For the past year I have felt as if I was holding back on this blog. Not a lot, but withholding one major part of my life that I find deep shame in and have fallen victim of societies taboo. I’ve gone back and forth time and again on whether I would share this with people I don’t even know.
However, I have come to realize that in overcoming everything that has happened with the loss of my dad, that this is so deeply intertwined that without acknowledging it I will be stuck.
But its time to come clean…
It’s time to take back the night…
If you are familiar with that phrase then you are officially clued into what this post is really about.
January 6, 2003 I was raped by an ex-boyfriend. I had been helping him find a stable living arrangement – mainly to take my mind off of my dying father, and when I showed up that day to check in on him my entire life changed.
I walked out of that place feeling dirty, disgusting and knowing that the outcome would not be a good one. I told no one, went on living the best I could and kept the secret. Two days later I curled up in bed claiming to be ill when he showed up at my house. I shook, hid under the covers and was relieved when my mother told him I was not up for visitors.
January 22, 2003 – my 18th birthday. I don’t even remember it. I was trying to hard to just cope with life that it passed in a blur.
January 29, 2003 – the pregnancy test indicated positive. I collapsed, called my mother and finally divulged the secret I had been holding onto for the last 23 days. All I could remember was telling him as he finally let me up was “what have you done to me?”
A few days later as I saw my dad struggling to hold onto his last bit of life, he asked me what was wrong with me, why I was different. I told him I was fine and just worried about him. And in his eyes, in that split second I knew that he knew I was lying and I could see his heart-break.
He passed away February 11, 2003, never knowing what had happened. It is the one thing that I have had the most difficulty forgiving myself for. It was a burden I refused to give him and yet he would have been the one person who would have known the right thing to say.
The morning of February 11th, I got the call that he had passed away. Later that day I was in the ER, diagnosed as having had a miscarriage. It is my firm belief that Dad may have not known what was going on while he was alive, but that when he left this world, he took the baby with him.
Would I have kept the baby? I don’t know. I was always someone who believed in pro-choice in events such as rape, but once faced with the decision I was torn.
Only after the miscarriage did I tell my closest friends what had happened. Only on occasion is it mentioned, such as mentioning the fact that I drank a gallon of apple juice every couple days, or that I sometimes wonder if I’ll ever be able to bring myself to get pregnant again, and my doubts that if I do, who’s to say it won’t end in another miscarriage.

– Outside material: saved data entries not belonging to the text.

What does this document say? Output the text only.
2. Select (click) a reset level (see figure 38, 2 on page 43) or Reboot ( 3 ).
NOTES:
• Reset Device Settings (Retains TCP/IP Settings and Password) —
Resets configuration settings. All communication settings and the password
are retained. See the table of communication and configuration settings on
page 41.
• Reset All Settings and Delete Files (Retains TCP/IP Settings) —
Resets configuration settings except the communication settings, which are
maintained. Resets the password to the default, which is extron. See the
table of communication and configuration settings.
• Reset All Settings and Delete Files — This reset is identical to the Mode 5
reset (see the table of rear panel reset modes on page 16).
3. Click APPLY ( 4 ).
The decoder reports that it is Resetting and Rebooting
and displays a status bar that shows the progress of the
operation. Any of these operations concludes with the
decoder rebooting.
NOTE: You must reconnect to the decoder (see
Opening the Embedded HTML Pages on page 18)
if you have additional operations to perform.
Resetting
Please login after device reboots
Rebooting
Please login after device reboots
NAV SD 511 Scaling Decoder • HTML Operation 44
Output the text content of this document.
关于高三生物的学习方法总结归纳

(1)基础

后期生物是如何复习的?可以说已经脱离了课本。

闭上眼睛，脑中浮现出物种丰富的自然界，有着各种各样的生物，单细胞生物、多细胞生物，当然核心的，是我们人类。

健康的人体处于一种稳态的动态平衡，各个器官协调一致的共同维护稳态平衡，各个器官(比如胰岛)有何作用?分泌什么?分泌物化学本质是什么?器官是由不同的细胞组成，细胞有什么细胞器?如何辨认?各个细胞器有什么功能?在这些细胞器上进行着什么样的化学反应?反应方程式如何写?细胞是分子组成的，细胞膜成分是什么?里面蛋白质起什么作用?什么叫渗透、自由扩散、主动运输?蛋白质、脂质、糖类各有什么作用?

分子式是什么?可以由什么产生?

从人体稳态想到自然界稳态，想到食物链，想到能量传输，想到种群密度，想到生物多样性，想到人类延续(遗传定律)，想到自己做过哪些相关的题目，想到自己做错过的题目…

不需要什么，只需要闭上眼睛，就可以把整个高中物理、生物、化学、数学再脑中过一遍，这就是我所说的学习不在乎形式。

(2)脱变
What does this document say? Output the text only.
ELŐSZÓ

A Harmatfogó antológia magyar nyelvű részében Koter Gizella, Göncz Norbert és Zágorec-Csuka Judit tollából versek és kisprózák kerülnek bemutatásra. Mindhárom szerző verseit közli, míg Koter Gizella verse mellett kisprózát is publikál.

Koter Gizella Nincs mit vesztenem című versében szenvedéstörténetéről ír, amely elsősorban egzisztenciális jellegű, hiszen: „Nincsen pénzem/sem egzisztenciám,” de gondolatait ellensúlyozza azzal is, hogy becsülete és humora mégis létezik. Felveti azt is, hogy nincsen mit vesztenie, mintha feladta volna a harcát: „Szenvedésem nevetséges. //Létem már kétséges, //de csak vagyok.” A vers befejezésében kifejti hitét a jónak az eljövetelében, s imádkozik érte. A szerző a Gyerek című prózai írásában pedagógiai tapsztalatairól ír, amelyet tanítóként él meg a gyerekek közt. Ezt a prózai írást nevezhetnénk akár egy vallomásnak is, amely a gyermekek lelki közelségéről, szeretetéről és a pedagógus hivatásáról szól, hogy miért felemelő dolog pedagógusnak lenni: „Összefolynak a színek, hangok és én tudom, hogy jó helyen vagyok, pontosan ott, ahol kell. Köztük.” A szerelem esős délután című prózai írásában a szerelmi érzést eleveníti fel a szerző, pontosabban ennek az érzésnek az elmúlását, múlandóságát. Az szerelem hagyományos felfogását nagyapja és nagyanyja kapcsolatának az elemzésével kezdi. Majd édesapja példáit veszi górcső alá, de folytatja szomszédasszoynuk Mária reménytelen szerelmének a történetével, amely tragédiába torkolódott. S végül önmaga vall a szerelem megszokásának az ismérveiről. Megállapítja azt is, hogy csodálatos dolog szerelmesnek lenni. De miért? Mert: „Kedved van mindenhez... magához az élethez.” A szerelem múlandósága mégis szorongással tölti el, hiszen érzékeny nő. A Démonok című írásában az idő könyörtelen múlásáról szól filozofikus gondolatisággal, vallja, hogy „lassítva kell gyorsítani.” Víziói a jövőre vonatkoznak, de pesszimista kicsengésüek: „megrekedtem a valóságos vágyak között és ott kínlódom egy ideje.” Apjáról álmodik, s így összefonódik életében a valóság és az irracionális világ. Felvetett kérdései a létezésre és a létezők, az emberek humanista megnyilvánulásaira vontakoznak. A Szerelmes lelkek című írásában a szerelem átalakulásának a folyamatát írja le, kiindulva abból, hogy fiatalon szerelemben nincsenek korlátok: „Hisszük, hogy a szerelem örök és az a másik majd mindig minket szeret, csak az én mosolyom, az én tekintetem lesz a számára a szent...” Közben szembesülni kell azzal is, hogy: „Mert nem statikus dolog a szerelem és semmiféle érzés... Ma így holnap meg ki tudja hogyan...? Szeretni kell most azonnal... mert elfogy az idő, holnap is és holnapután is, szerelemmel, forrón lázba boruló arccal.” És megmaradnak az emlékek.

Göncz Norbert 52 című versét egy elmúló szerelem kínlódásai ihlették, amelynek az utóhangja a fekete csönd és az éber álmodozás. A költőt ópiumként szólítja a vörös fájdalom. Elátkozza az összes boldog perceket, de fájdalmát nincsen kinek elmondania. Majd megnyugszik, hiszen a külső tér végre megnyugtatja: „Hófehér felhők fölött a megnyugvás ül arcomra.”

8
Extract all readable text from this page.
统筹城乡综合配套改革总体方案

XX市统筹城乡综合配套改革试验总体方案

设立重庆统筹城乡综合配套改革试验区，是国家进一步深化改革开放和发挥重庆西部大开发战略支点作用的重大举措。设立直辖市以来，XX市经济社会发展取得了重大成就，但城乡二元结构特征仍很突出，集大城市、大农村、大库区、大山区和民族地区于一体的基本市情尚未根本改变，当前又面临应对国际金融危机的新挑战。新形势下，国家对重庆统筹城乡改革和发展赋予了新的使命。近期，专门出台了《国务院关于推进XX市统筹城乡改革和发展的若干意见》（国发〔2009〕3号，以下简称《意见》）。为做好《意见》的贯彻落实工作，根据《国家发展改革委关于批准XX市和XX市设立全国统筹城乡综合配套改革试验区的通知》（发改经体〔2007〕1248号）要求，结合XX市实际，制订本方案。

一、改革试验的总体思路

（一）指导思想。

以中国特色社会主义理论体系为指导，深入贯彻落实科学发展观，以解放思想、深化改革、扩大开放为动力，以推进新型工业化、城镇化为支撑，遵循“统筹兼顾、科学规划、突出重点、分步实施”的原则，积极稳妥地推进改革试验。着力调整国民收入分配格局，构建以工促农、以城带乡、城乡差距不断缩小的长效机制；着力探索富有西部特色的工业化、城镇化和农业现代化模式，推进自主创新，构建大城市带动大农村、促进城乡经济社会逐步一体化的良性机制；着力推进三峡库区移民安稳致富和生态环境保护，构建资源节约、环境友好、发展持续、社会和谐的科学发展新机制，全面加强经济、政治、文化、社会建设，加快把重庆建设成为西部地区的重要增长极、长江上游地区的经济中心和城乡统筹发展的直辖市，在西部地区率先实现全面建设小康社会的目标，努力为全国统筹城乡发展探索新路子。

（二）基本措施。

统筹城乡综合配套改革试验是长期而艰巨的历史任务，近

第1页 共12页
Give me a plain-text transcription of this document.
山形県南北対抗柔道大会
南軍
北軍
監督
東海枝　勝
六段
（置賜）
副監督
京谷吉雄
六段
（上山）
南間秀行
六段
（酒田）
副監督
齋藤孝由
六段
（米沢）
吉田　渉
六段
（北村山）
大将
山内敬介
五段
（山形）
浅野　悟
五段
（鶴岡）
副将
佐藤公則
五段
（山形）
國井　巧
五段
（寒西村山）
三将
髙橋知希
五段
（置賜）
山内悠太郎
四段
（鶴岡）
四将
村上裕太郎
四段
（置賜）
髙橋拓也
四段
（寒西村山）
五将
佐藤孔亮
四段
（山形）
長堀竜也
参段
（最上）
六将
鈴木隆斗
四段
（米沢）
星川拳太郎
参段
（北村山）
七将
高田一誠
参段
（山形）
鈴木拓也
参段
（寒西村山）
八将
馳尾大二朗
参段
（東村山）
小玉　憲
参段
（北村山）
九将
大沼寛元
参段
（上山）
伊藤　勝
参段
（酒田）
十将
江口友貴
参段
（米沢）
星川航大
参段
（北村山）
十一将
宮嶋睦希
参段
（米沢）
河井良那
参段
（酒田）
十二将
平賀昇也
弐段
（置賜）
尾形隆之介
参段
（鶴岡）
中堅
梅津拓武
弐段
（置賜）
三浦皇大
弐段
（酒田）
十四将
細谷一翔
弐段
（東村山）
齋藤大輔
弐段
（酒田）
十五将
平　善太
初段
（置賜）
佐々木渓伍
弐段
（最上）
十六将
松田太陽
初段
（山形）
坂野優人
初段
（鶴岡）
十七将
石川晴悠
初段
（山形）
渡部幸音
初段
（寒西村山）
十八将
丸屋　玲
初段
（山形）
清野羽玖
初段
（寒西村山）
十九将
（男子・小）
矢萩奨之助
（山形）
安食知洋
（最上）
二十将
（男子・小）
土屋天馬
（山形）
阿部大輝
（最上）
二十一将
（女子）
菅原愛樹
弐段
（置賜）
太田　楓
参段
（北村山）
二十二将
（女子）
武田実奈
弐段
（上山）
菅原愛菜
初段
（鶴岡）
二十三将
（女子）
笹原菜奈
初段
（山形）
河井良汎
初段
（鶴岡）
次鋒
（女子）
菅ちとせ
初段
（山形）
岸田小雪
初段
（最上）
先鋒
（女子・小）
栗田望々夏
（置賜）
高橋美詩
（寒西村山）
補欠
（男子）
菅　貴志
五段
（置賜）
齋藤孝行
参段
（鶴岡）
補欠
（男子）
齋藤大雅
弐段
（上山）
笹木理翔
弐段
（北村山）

After February 11th, I did everything I could to ruin my own happiness, I did everything I could to forget. In my mind, I hadn’t fought him enough, I hadn’t said no loud enough, I had been naive enough to think I could help someone who was beyond saving.
Over the next 8 years I gained nearly 80 lbs, I lost my desire to be who I had once been. I began keeping secrets. I lost me.
Now I need to get me back. I need to take back my passion, my desire, my happiness. I need to realize what happened when I was turning 18 does not define my life. I will win.
And that is the truth, the depths of my pain and the first step in healing.